NoisyHate: Benchmarking Content Moderation Machine Learning Models with Human-Written Perturbations Online

Yiran Ye,Thai Le,Dongwon Lee
2023-03-18
Abstract:Online texts with toxic content are a threat in social media that might cause cyber harassment. Although many platforms applied measures, such as machine learning-based hate-speech detection systems, to diminish their effect, those toxic content publishers can still evade the system by modifying the spelling of toxic words. Those modified words are also known as human-written text perturbations. Many research works developed certain techniques to generate adversarial samples to help the machine learning models obtain the ability to recognize those perturbations. However, there is still a gap between those machine-generated perturbations and human-written perturbations. In this paper, we introduce a benchmark test set containing human-written perturbations online for toxic speech detection models.
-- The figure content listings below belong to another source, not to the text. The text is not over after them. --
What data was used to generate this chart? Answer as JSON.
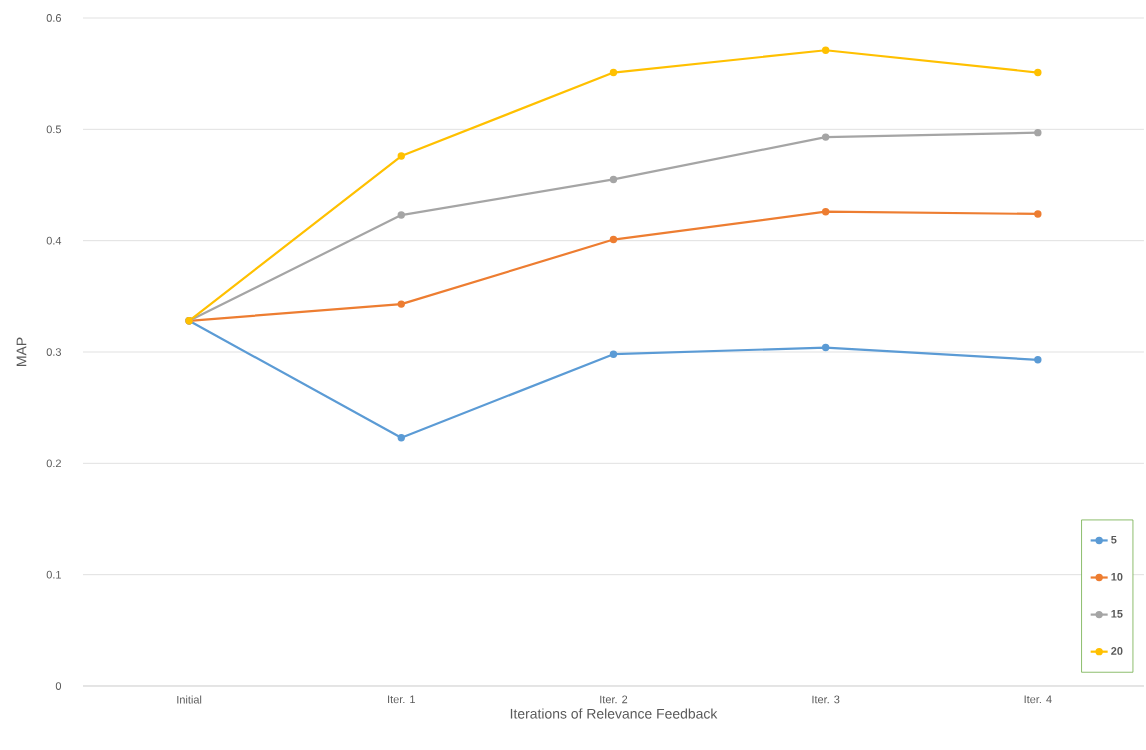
{
  "chart_data": {
    "type": "line",
    "xlabel": "Iterations of Relevance Feedback",
    "ylabel": "MAP",
    "categories": [
      "Initial",
      "Iter. 1",
      "Iter. 2",
      "Iter. 3",
      "Iter. 4"
    ],
    "series": [
      {
        "name": "5",
        "color": "#5b9bd5",
        "values": [
          0.328,
          0.223,
          0.298,
          0.304,
          0.293
        ]
      },
      {
        "name": "10",
        "color": "#ed7d31",
        "values": [
          0.328,
          0.343,
          0.401,
          0.426,
          0.424
        ]
      },
      {
        "name": "15",
        "color": "#a5a5a5",
        "values": [
          0.328,
          0.423,
          0.455,
          0.493,
          0.497
        ]
      },
      {
        "name": "20",
        "color": "#ffc000",
        "values": [
          0.328,
          0.476,
          0.551,
          0.571,
          0.551
        ]
      }
    ],
    "ylim": [
      0,
      0.6
    ],
    "yticks": [
      0,
      0.1,
      0.2,
      0.3,
      0.4,
      0.5,
      0.6
    ],
    "grid": "y",
    "legend": "bottom right",
    "marker": "circle",
    "line_style": "solid"
  }
}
We also recruited a group of workers to evaluate the quality of this test set and dropped low-quality samples. Meanwhile, to check if our perturbation can be normalized to its clean version, we applied spell corrector algorithms on this dataset. Finally, we test this data on state-of-the-art language models, such as BERT and RoBERTa, and black box APIs, such as perspective API, to demonstrate the adversarial attack with real human-written perturbations is still effective.
Machine Learning,Artificial Intelligence,Computation and Language,Computers and Society
What problem does this paper attempt to address?
### Problems the Paper Attempts to Solve The paper aims to address the issue of detecting toxic content (such as hate speech) on social media platforms. Although many platforms have already implemented various measures (e.g., machine learning-based hate speech detection systems) to reduce the impact of such toxic content, malicious users circumvent these detection systems by cleverly modifying toxic words (i.e., human-written text perturbations). Therefore, to help build AI detection systems capable of recognizing these perturbations, existing methods have developed sophisticated techniques to generate diverse adversarial examples. However, the perturbations generated by these algorithms do not necessarily capture all the characteristics of human-written perturbations. To address this issue, the paper introduces a benchmark dataset called **NoisyHate**, which contains perturbations created from real human-written perturbations on various social platforms, to help develop better toxic speech detection models. Additionally, the paper tests state-of-the-art language models (such as BERT and RoBERTa) and commercial toxic content detection APIs (such as Perspective API) to demonstrate the effectiveness of adversarial attacks using real human-written perturbations. ### Main Contributions 1. **Introduction of the novel benchmark dataset NoisyHate**: This dataset contains online human-written perturbations for toxic speech detection models. 2. **Testing the NoisyHate dataset with various spell checkers**: Demonstrates the importance of developing better normalization tools for these online human-written perturbations. 3. **Evaluation of state-of-the-art language models and commercial toxic detection APIs**: Reveals that these models still have room for improvement when predicting texts containing human-written perturbations.